Thanks to the indicators we gathered from their dashboard, which ran locally on our premises, we were able to pick the right training-time and inference-time augmentations to improve our overall system.
Genuineness check
While our team worked relentlessly on a cycle of additional data collection, optimizing model performances, real life testing, robustness testing (through MLTest) and back to iterative optimization, we also found ourselves pitted against minors who are trying to pass off as adults and believe it or not, some adults trying to pass off as children. As such, we decided to add spoof detection as an integral part of an industry-grade age estimation/verification system.
We were also helped by our partners at IDIAP labs to test our systems against advanced spoofing attempts — including latex masks.
As a response, we have developed active and passive liveness checks, covering more than 95% of the spoof attempts.
Performance numbers
With iterative developments on age estimation models, we were able to bolster our system performance to the following levels:
- Robustness against random perturbations: MLTest helped us notice that a majority of our test scores would be impacted by perturbations that naturally occur in real-life usage. Thanks to MLTest’s indicators, we were able to put the appropriate measures and managed to minimize this impact down to 10% and are much better prepared for subsequent developments.
- Mean Age Error: In May 2022, ACCS, a UKAS accredited conformity assessment body, noted a mean age error of 1.33 in their tests, a 61% reduction of the margin of our error. As a result, FaceAssure is now a Challenge-25/EAL-2 certified age estimation technology.
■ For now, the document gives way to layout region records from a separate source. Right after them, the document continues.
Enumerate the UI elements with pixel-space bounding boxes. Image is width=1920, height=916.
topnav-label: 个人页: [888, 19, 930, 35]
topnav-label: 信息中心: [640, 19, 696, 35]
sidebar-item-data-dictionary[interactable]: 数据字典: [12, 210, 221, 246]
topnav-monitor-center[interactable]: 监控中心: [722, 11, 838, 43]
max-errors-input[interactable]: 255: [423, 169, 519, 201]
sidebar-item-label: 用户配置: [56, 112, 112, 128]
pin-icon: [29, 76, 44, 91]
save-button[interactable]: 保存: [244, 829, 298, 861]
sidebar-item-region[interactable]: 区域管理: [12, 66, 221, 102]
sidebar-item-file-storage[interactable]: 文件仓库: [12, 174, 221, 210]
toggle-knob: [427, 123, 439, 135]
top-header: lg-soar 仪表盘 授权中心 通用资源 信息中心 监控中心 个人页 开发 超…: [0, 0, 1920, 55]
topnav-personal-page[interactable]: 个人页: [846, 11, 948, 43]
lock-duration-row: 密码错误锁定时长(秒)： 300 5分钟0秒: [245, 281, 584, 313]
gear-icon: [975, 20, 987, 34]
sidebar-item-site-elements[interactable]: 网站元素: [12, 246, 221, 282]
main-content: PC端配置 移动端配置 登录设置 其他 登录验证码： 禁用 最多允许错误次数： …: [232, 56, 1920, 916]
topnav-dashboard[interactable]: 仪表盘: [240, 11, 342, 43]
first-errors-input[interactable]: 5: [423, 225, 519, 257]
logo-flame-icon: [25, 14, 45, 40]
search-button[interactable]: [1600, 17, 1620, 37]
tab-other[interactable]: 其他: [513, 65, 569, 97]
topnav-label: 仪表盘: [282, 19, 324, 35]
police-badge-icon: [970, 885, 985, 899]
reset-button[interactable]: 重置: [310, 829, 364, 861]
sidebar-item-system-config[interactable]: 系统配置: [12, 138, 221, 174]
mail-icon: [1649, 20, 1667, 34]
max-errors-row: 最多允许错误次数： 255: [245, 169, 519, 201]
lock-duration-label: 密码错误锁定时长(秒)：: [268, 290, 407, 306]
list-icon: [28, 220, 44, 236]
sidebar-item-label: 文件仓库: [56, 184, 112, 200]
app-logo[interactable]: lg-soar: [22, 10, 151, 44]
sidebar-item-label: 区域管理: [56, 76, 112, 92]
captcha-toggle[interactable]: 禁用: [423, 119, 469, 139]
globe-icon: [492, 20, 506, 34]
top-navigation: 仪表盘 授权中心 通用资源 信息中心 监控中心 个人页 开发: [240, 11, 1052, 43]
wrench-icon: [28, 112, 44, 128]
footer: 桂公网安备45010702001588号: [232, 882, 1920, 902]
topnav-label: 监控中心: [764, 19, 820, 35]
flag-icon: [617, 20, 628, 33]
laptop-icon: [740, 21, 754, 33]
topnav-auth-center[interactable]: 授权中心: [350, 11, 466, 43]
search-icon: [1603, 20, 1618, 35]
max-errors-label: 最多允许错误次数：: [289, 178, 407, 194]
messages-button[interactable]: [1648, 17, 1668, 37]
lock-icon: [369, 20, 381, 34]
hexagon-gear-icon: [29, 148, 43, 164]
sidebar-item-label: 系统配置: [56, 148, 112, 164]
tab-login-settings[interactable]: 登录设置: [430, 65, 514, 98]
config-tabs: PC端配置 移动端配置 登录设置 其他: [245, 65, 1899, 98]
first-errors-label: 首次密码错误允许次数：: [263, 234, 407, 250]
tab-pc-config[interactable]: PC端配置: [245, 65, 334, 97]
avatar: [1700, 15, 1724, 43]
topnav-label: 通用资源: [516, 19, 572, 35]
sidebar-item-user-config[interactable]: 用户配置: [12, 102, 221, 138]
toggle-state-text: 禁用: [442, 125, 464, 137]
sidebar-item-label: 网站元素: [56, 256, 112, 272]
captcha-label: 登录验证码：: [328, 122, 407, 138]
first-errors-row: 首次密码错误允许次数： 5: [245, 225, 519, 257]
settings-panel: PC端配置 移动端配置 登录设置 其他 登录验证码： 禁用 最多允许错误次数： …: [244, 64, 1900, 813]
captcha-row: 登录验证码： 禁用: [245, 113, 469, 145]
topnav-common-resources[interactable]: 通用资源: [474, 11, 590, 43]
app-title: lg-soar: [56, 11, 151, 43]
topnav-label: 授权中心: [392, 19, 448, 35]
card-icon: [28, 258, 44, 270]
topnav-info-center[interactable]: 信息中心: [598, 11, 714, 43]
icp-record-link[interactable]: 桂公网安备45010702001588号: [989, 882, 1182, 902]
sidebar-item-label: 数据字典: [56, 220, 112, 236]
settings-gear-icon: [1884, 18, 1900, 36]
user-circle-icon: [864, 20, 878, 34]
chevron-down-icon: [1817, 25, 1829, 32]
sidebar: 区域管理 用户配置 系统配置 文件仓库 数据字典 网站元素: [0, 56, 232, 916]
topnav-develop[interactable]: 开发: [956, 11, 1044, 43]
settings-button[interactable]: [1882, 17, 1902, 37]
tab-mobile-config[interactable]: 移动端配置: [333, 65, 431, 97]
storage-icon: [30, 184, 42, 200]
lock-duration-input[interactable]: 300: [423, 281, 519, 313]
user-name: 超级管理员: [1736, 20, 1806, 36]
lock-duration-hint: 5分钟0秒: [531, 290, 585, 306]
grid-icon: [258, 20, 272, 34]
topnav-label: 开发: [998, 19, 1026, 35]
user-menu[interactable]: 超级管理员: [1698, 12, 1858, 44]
- The system is also robust against biases on account of different skin tones and is therefore very well adapted to large-scale market deployment.
Future Outlook
Our technology has a wide variety of applications, from age gating to self-sovereign identity, to compliance automation and age-appropriate advertisement. Fueled by our successful certification, we’re already running pilot studies and large-scale deployments with our clients on these use cases. We will increase our focus on growing our developer community as well.
We’re looking forward to certifying VoiceAssure, our voice-based age estimation product!